Banner 37

Development
- Designer: Stan Huntingford
- Location: Canada
- Year: 1982
- Builder: Cooper Enterprises
- Role: Cruiser

Boat
- Displacement: 13,500 lb (6,123 kg)
- Draft: 5.92 ft (1.80 m)

Hull
- Type: monohull
- Construction: fibreglass
- LOA: 36.58 ft (11.15 m)
- LWL: 28.75 ft (8.76 m)
- Beam: 12.00 ft (3.66 m)
- Engine: Volvo MD17D diesel engine

Hull appendages
- Keel: fin keel
- Ballast: 5,500 lb (2,495 kg)

Rig
- Rig type: Bermuda rig
- I foretriangle height: 47.50 ft (14.48 m)
- J foretriangle base: 16.00 ft (4.88 m)
- P mainsail luff: 42.00 ft (12.80 m)
- E mainsail foot: 13.00 ft (3.96 m)

Sails
- Sailplan: masthead sloop
- Mainsail area: 273.00 sq ft (25.363 m^{2})
- Jib/genoa area: 380.00 sq ft (35.303 m^{2})
- Total sail area: 653.00 sq ft (60.666 m^{2})

= Banner 37 =

Sailboat class

The Banner 37 is a Canadian sailboat that was designed by Stan Huntingford as a cruiser and first built in 1982.

==Production==
The design was built by Cooper Enterprises in Port Coquitlam, British Columbia, starting in 1982, but the company went out of business in 1990 and it is now out of production.

==Design==
The Banner 37 is a recreational keelboat, built predominantly of fibreglass, with wood trim.
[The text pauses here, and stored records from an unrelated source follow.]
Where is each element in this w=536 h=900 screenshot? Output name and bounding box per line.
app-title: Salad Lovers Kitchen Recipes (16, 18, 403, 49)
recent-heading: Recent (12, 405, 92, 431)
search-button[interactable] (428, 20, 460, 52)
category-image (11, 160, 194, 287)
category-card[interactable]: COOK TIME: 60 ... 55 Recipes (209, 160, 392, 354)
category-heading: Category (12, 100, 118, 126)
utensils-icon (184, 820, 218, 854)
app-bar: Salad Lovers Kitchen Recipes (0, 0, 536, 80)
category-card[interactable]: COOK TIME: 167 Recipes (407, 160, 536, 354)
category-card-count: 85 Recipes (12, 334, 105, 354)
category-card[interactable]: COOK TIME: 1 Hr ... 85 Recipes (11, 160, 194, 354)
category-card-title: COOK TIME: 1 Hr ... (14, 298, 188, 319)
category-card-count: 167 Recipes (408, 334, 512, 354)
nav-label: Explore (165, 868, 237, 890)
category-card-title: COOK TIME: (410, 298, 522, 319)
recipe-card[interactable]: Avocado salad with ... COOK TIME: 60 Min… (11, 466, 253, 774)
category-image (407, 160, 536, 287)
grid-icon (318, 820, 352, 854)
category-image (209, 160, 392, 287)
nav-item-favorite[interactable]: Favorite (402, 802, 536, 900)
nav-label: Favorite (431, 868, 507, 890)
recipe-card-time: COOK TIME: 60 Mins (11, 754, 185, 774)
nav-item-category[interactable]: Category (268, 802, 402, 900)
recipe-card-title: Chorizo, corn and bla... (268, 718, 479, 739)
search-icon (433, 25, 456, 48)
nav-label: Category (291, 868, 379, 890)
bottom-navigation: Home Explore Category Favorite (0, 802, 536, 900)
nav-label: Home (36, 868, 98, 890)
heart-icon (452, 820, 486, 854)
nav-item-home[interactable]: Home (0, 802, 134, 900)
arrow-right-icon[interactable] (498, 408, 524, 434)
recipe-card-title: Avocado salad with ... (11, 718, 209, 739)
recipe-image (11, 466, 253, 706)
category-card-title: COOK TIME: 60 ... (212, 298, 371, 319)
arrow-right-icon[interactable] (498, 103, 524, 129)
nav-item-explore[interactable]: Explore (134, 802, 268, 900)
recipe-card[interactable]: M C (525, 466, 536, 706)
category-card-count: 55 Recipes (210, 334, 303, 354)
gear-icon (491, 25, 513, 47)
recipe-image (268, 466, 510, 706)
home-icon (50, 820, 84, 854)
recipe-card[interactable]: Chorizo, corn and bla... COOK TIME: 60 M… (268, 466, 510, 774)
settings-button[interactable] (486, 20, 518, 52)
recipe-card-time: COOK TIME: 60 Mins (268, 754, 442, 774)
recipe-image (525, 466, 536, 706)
It has a masthead sloop rig, a raked stem and a fixed fin keel. It displaces 13500 lb and carries 5500 lb of ballast.

The boat has a draft of 5.82 ft with the standard keel.

The boat is fitted with a Swedish Volvo MD17D diesel engine for docking and manoeuvring. The fuel tank holds 30 u.s.gal and the fresh water tank has a capacity of 50 u.s.gal.

The design has a hull speed of 7.18 kn.